It was small, like the rest of the flat. A love seat faced a medium sized, flat screen TV. Beneath was a mass of wires and boxes, amongst which the Doctor counted what appeared to be at least three game systems. His brow creased in concentration, that didn't seem much like Rose. More of a Mickey thing, and he supposed it still was. There was a coffee table set in front of the couch, littered with magazines. This was a familiar Rose aspect. He'd been forever clearing her periodical detritus from the TARDIS console and stacking it in neat piles that never seemed to diminish in size despite his pleas that she get rid of them. However, in those days the stacks had been full of Cosmopolitan and People and 10 Celebrity Make-Up Secrets Revealed. Now, apparently, it was Popular Science.

The fireplace opposite the television was flanked by two bookcases. There was also a shelf of books in the guest bedroom, and he had already looked over those titles while he was getting dressed. Physics and astronomy and Torchwood manuals. Here were the everyday books, for lack of a better term. The Doctor recognized what looked like a whole series of romance novels. There were books by a number of science fiction authors he was familiar with, and one or two he didn't recognize. Some historical fiction. Jane Austen. Conan Doyle. Lovecraft.

The Doctor straightened, unable to imagine Rose reading Lovecraft.

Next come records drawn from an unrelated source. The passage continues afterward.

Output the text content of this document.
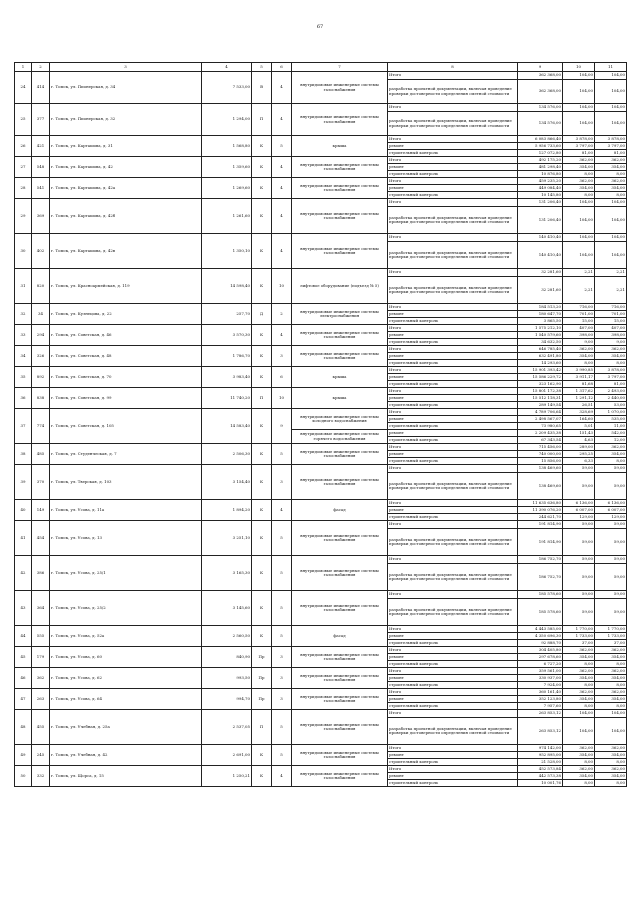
67
1	2	3	4	5	6	7	8	9	10	11
24	414	г. Томск, ул. Пионерская, д. 34	7 533,00	В	4	внутридомовые инженерные системы газоснабжения	Итого	362 368,00	104,00	104,00
							разработка проектной документации, включая проведение проверки достоверности определения сметной стоимости	362 368,00	104,00	104,00
25	377	г. Томск, ул. Пионерская, д. 32	1 294,00	П	4	внутридомовые инженерные системы газоснабжения	Итого	134 576,00	104,00	104,00
							разработка проектной документации, включая проведение проверки достоверности определения сметной стоимости	134 576,00	104,00	104,00
26	421	г. Томск, ул. Карташова, д. 31	1 568,80	К	5	крыша	Итого	6 083 866,40	3 878,00	3 878,00
							ремонт	5 956 733,60	3 797,00	3 797,00
							строительный контроль	127 072,80	81,00	81,00
27	548	г. Томск, ул. Карташова, д. 42	1 359,60	К	4	внутридомовые инженерные системы газоснабжения	Итого	492 175,20	362,00	362,00
							ремонт	481 298,40	354,00	354,00
							строительный контроль	10 876,80	8,00	8,00
28	541	г. Томск, ул. Карташова, д. 42а	1 269,60	К	4	внутридомовые инженерные системы газоснабжения	Итого	459 235,20	362,00	362,00
							ремонт	449 084,40	354,00	354,00
							строительный контроль	10 145,80	8,00	8,00
29	369	г. Томск, ул. Карташова, д. 42б	1 261,60	К	4	внутридомовые инженерные системы газоснабжения	Итого	131 206,40	104,00	104,00
							разработка проектной документации, включая проведение проверки достоверности определения сметной стоимости	131 206,40	104,00	104,00
30	402	г. Томск, ул. Карташова, д. 42в	1 350,10	К	4	внутридомовые инженерные системы газоснабжения	Итого	140 410,40	104,00	104,00
							разработка проектной документации, включая проведение проверки достоверности определения сметной стоимости	140 410,40	104,00	104,00
31	820	г. Томск, ул. Красноармейская, д. 119	14 598,40	К	10	лифтовое оборудование (подъезд № 5)	Итого	32 281,60	2,21	2,21
							разработка проектной документации, включая проведение проверки достоверности определения сметной стоимости	32 281,60	2,21	2,21
32	34	г. Томск, ул. Кузнецова, д. 22	257,70	Д	2	внутридомовые инженерные системы электроснабжения	Итого	184 513,20	716,00	716,00
							ремонт	180 647,70	701,00	701,00
							строительный контроль	3 865,50	15,00	15,00
33	294	г. Томск, ул. Советская, д. 46	3 570,30	К	4	внутридомовые инженерные системы газоснабжения	Итого	1 575 212,10	407,00	407,00
							ремонт	1 540 579,60	398,00	398,00
							строительный контроль	34 632,50	9,00	9,00
34	326	г. Томск, ул. Советская, д. 48	1 786,70	К	3	внутридомовые инженерные системы газоснабжения	Итого	646 785,40	362,00	362,00
							ремонт	632 491,80	354,00	354,00
							строительный контроль	14 293,60	8,00	8,00
35	892	г. Томск, ул. Советская, д. 70	3 983,40	К	6	крыша	Итого	15 901 393,42	3 990,85	3 878,00
							ремонт	15 586 229,72	3 911,17	3 797,00
							строительный контроль	323 162,90	81,68	81,00
36	838	г. Томск, ул. Советская, д. 99	11 740,20	П	10	крыша	Итого	15 801 172,38	1 317,62	2 493,00
							ремонт	15 512 118,31	1 291,12	2 440,00
							строительный контроль	289 149,54	26,51	53,00
37	774	г. Томск, ул. Советская, д. 105	14 583,40	К	9	внутридомовые инженерные системы холодного водоснабжения	Итого	4 789 706,64	328,69	1 070,00
							ремонт	2 498 567,07	164,60	535,00
							строительный контроль	73 980,65	5,01	11,00
						внутридомовые инженерные системы горячего водоснабжения	ремонт	2 209 435,38	151,43	542,00
							строительный контроль	67 343,54	4,63	12,00
38	485	г. Томск, ул. Студенческая, д. 7	2 506,30	К	5	внутридомовые инженерные системы газоснабжения	Итого	715 456,00	289,00	362,00
							ремонт	740 000,00	295,25	354,00
							строительный контроль	15 856,00	6,33	8,00
39	370	г. Томск, ул. Тверская, д. 103	3 154,40	К	3	внутридомовые инженерные системы газоснабжения	Итого	138 469,60	59,00	59,00
							разработка проектной документации, включая проведение проверки достоверности определения сметной стоимости	138 469,60	59,00	59,00
40	149	г. Томск, ул. Усова, д. 11а	1 894,20	К	4	фасад	Итого	11 635 636,80	6 136,00	6 136,00
							ремонт	11 390 076,20	6 007,00	6 007,00
							строительный контроль	244 621,70	129,00	129,00
41	454	г. Томск, ул. Усова, д. 13	3 251,10	К	5	внутридомовые инженерные системы газоснабжения	Итого	191 814,90	59,00	59,00
							разработка проектной документации, включая проведение проверки достоверности определения сметной стоимости	191 814,90	59,00	59,00
42	386	г. Томск, ул. Усова, д. 25/1	3 165,30	К	5	внутридомовые инженерные системы газоснабжения	Итого	186 752,70	59,00	59,00
							разработка проектной документации, включая проведение проверки достоверности определения сметной стоимости	186 752,70	59,00	59,00
43	364	г. Томск, ул. Усова, д. 25/2	3 145,60	К	5	внутридомовые инженерные системы газоснабжения	Итого	185 578,60	59,00	59,00
							разработка проектной документации, включая проведение проверки достоверности определения сметной стоимости	185 578,60	59,00	59,00
44	555	г. Томск, ул. Усова, д. 52а	2 560,50	К	5	фасад	Итого	4 443 585,00	1 770,00	1 770,00
							ремонт	4 350 696,30	1 733,00	1 733,00
							строительный контроль	92 888,70	37,00	37,00
45	179	г. Томск, ул. Усова, д. 60	840,90	Пр	3	внутридомовые инженерные системы газоснабжения	Итого	304 405,80	362,00	362,00
							ремонт	297 678,60	354,00	354,00
							строительный контроль	6 727,20	8,00	8,00
46	362	г. Томск, ул. Усова, д. 62	993,50	Пр	3	внутридомовые инженерные системы газоснабжения	Итого	359 561,00	362,00	362,00
							ремонт	330 937,00	354,00	354,00
							строительный контроль	7 924,00	8,00	8,00
47	263	г. Томск, ул. Усова, д. 64	994,70	Пр	3	внутридомовые инженерные системы газоснабжения	Итого	360 161,40	362,00	362,00
							ремонт	352 123,80	354,00	354,00
							строительный контроль	7 957,60	8,00	8,00
48	455	г. Томск, ул. Учебная, д. 25а	2 537,05	П	5	внутридомовые инженерные системы газоснабжения	Итого	263 853,12	104,00	104,00
							разработка проектной документации, включая проведение проверки достоверности определения сметной стоимости	263 853,12	104,00	104,00
49	245	г. Томск, ул. Учебная, д. 42	2 691,00	К	5	внутридомовые инженерные системы газоснабжения	Итого	974 142,00	362,00	362,00
							ремонт	952 895,00	354,00	354,00
							строительный контроль	21 528,00	8,00	8,00
50	332	г. Томск, ул. Щорса, д. 15	1 250,21	К	4	внутридомовые инженерные системы газоснабжения	Итого	452 573,84	362,00	362,00
							ремонт	442 573,38	354,00	354,00
							строительный контроль	10 001,76	8,00	8,00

A book with a striking yellow and black striped binder stood out from the others on the shelf and he removed it for a better look. Time Travel for Dummies. The Doctor's brow creased further and he flipped through the pages. It took a while for him to realize it was meant as a joke, and not as an actual primer on temporal mechanics. He flipped to the contents and snorted in amusement. Chapter 6: Time Paradoxes- How Not to Kill Your Own Parents. Chapter 10: Looking the Part- What Not to Wear on Your Temporal Adventure. Flipping all the way to the front, he noticed an inscription scrawled on the title page.

Rose,

Just in case. Happy Birthday!

Love- Mickey

The Doctor smiled ruefully and replaced the book on the shelf. Wandering over to the fireplace, he noticed a number of objects sitting on the narrow white painted mantelpiece. Mantles, he knew from experience, were where humans like to keep their nicest objects; where they could display their prized possessions. In the times before television, sitting around the fireplace had been one of the primary forms of entertainment, and everyone was likely to spend an inordinate amount of time staring at the mantle and its contents. Although the focus of human entertainment had shifted a bit since then, the purpose of the mantle, apparently, remained.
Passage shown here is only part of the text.